Bos F1 Optimistis Bisa Gelar 23 Balapan Musim Depan

Stefan Ehlen
·Bacaan 2 menit

Agar memenuhi target 23 balapan, bos F1, Chase Carey sedang mencari kandidat tuan rumah yang mampu menyelenggarakan agenda tersebut pada 25 April 2021. Ia yakin akan mendapat jawaban positif sebelum kalender resmi dibuat.

“Kami punya perasaan positif dengan kalender ini. Semua promotor ingin menggelar event, dan dengan penonton. Slot ini harus diisi. Kami ingin mencari (pengganti) dalam waktu sesingkat mungkin,” ujarnya kepada Sky.

“Masih ada sedikit ketidakpastian dan kami tidak bisa melihat semuanya di masa depan. Tapi ada determinasi untuk menunjukkan kepada dunia bahwa semua bergerak kembali.”

Hanoi semestinya menggelar putaran keempat, antara GP Cina dan GP Spanyol. Namun debut mereka sebagai penyelenggara terpaksa ditunda hingga waktu yang belum ditentukan akibat ditangkapnya Nguyen Duc Chung karena kasus korupsi. Padahal, walikota Hanoi itu merupakan pendukung utama balapan jet darat dilaksanakan di negaranya.

Baca Juga:

Racing Point: Pole yang Didapatkan Stroll Bukan karena Keberuntungan Leclerc Dibuat Bingung dengan Performa Ferrari

Carey percaya pandemi Covid-19 akan segera berakhir sehingga situasi kembali normal. Mereka mesti memikirkan apa yang mesti dilakukan ketika hal itu terjadi. Oleh karena itu, F1 mulai merilis rancangan jadwal, serta memberi lampu hijau kepada promotor untuk membuka pemesanan tiket pre-sale.

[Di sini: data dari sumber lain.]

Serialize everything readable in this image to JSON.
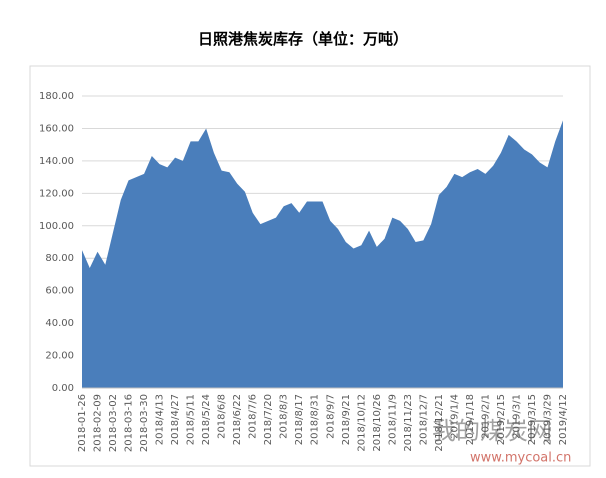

Selain Vietnam, ada satu tuan rumah yang bermasalah yakni Arab Saudi. Debutan tersebut ingin melangsungkan balapan malam di Jeddah.

Namun, inisiatif mereka mendapat protes keras dari lembaga-lembaga internasional pembela hak asasi manusia. Negara yang dipimpin Raja Salman tersebut dianggap sering melanggar HAM.

Kecaman para aktivis dianggap angin lalu oleh Carey. Ia ingin mendukung Arab Saudi sebagai tuan rumah F1 2021.

“Kami sangat menantikan balapan di Arab Saudi, pastinya jadi tontonan. Bagi kami, itu adalah olahraga. Sangat penting punya lokasi yang menginspirasi dunia. Sebuah kesempatan bagi kami membawa sesuatu yang baru di tempat itu,” Carey menjelaskan.

“Olahraga memegang peranan penting untuk membangun jembatan kepada dunia lain atau budaya. Olahraga bisa memberi manfaat dan memulai kemajuan. Kami dapat melakukannya di Arab Saudi.”